O deputado estadual da Pensilvânia, Arvind Venkat, democrata, afirma que planeja apresentar um projeto de lei para proteger o acesso às vacinas após o recesso de verão da legislatura. "A ideia por trás dessa legislação é garantir que continuemos a ter cobertura de seguro, tanto no seguro privado quanto no Medicaid, para vacinas que foram aprovadas e comprovadamente seguras e eficazes pela Food and Drug Administration", afirma. Venkat é médico emergencista e o primeiro médico a servir na Assembleia Geral da Pensilvânia em quase 60 anos.
O deputado estadual de Michigan, Jason Morgan, também democrata, está elaborando um projeto de lei com base na legislação do Colorado e se prepara para se reunir com importantes organizações médicas e de saúde pública em Michigan para obter feedback. Ele planeja apresentar o projeto de lei no próximo mês. "Sei que temos alguns colegas do outro lado do corredor que entendem que as vacinas salvam vidas", diz ele. "Minha esperança é obter o apoio de algumas dessas pessoas."
Após as novas orientações de Kennedy sobre as vacinas contra a Covid-19, alguns departamentos estaduais de saúde afirmaram que continuam recomendando a vacinação para crianças e gestantes. "As recentes mudanças nas orientações do CDC não foram baseadas em novos dados, evidências ou estudos científicos ou médicos, nem foram emitidas seguindo os processos normais", afirma um comunicado emitido em junho pelo Departamento de Serviços de Saúde de Wisconsin.
Ainda não se sabe o que farão as seguradoras nos estados que não adotarem essas medidas. As principais seguradoras não confirmaram se continuarão a cobrir o custo total das vacinas de rotina caso as diretrizes federais mudem. "Os planos de saúde continuam a seguir os requisitos federais relacionados à cobertura das vacinas recomendadas pelo ACIP e continuarão a apoiar o amplo acesso a serviços preventivos essenciais, incluindo imunizações", disse Tina Stow, porta-voz da AHIP, a associação comercial que representa as seguradoras dos EUA, em uma declaração enviada por e-mail à WIRED.
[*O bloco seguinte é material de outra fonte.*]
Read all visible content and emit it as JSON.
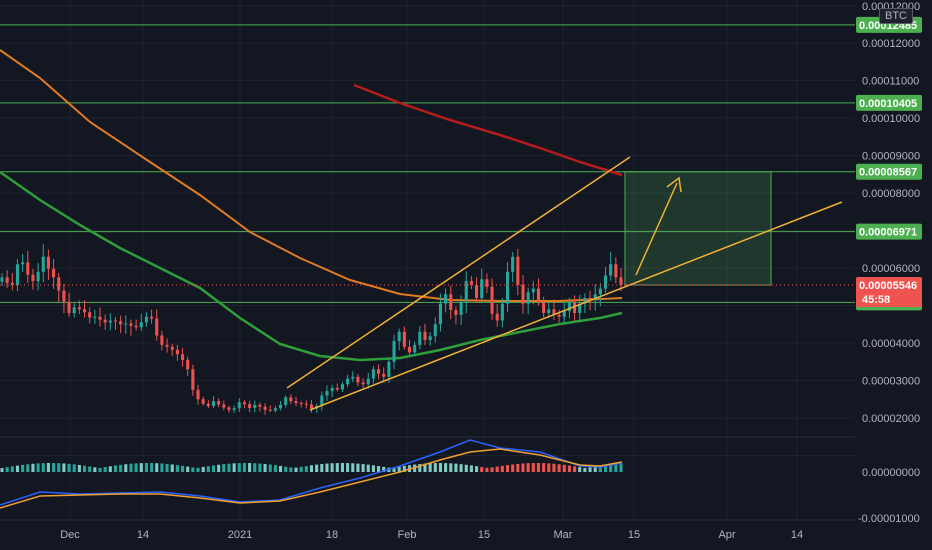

Enquanto isso, a Academia Americana de Pediatria e outras sociedades médicas estão se reunindo para desenvolver orientações clínicas baseadas em evidências sobre gripe, Covid-19 e vírus sincicial respiratório, ou VSR, para o outono. O Projeto de Integridade de Vacinas da Universidade de Minnesota está revisando dados científicos sobre vacinas e compartilhando-os com sociedades médicas para ajudar a embasar suas recomendações.
“Uma vacina não é nada até se transformar em vacinação”, diz Osterholm, “e as vacinações só ocorrem se as pessoas tiverem acesso à vacina”.